Longer amortization sets paments lower providing more financial flexibility to use funds for other investments. Rent a dollar from TD on your mortgage, pay them 2% interest, buy a TD share and get a 4% dividend - you will be richer thsn if you paid that dollar back on your mortgage.

Exception. Interest borrowing rates eclipse conservative market returns.
IIRC credit card interest rates in the USA were at one time limited to around 12 or 13 percent. Then we hit the 22% mortgage market in the early 1980's and people were maxing out their cards at the 12 or 13 and loaning the money right back to the banks at 18%. One state eliminated the rule and all the card companies moved there. It was a few years of terror if your mortgage came due in the middle of the panic.

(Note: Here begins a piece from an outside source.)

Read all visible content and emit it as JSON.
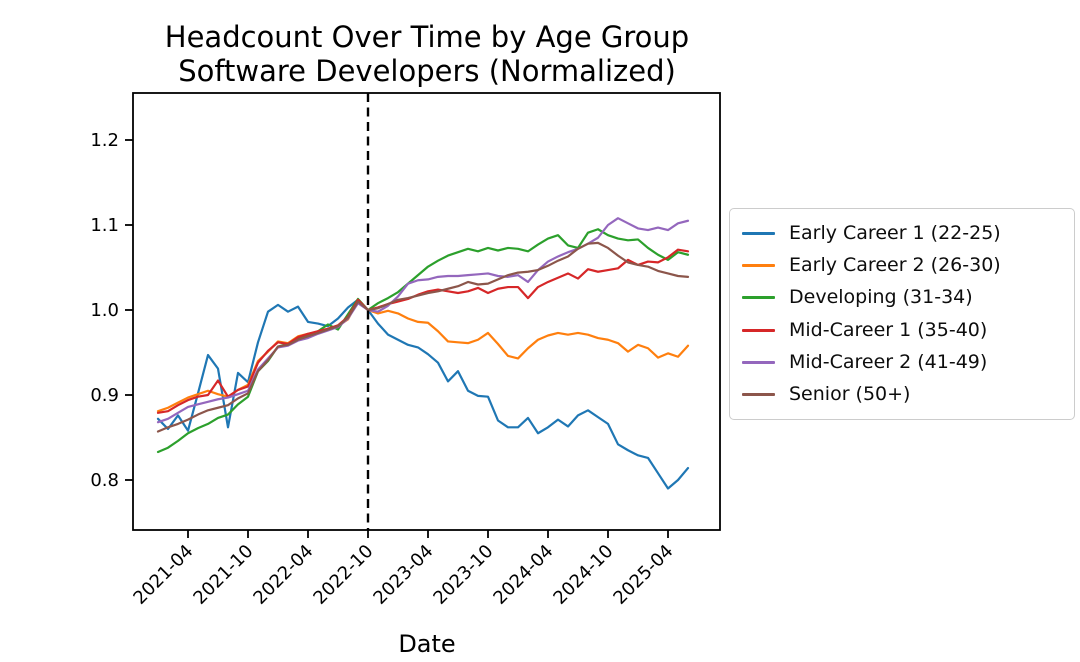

Where in our education curriculum do they teach the investment strategies?

A lot of people still think they always get a deal on something by paying cash.
 
Not entirely the same thing but look at what happened in the US in 07/08, many were on their second or third or more home.... we like to think as a group we Canadians are smarter than out neighbours but many are only just as smart as those US buyers. If you have that wad going into the next home and can basement the payments far too many will biggie size it and the down payment will now be minimal. And/Or some will be skimmed for that new vehicle/toys. Interest only mortgages there but just another scheme to reduce monthly costs.

Of course the other problem, reduced monthly payment schemes mean higher prices and therefore bigger down payments are required.
The US sub prime was a fiasco. The reason Canada was not impacted is there are lending controls and no unqualified lending here.

My sister bought a $1.0m home in Chicagoland in 04, 100k down and a 1.0m mortgage. She had mortgage payments of $1200/mo for the first 5 year term.

What do you think lending practices like that do to markets?
 
Yep, borrowing to invest can be more lucrative than just investing with your own money. That's leverage.

But 50 years of non-tax deductible interest payments is not the most efficient way of doing this. At least the interest on a margin loan is tax-deductible and the repayment schedule is much more flexible. And tying up your equity in an illiquid asset is not preferable since you are unable to perform any kind of periodic asset re-allocation.

Yeah, yeah, Smith Maneuver, blah blah blah. But that just adds a layer of complexity.

The 50 year mortgage was never aimed at the investor. It was aimed at people who can't afford mortgage payments on the home they want.
The other difference are:

On a mortgage you rent money for an investment, and effectively get to live rent free. Your stock broker wont be sending you $2500 monthly rent cheques if you have $100k equity on deposit.
 
The other difference are:

On a mortgage you rent money for an investment, and effectively get to live rent free. Your stock broker wont be sending you $2500 monthly rent cheques if you have $100k equity on deposit.

There is no such thing as living rent free. Housing costs are housing costs, regardless of if you are renting, paying a mortgage or own a house free and clear.

If you choose to live in your investment, you are foregoing rental income - that is your housing cost.

If you live in a house that you own free and clear, there is an opportunity cost of not being able to invest in stocks which historically yields higher than real estate gains. Yes, there is HELOC, but as mentioned before, any equity can be used as collateral for an asset-backed loan for leverage.

Assets are assets, whether they take the form of liquid stocks or illiquid real estate. There is no free lunch to be had here, only a race between different yielding investments.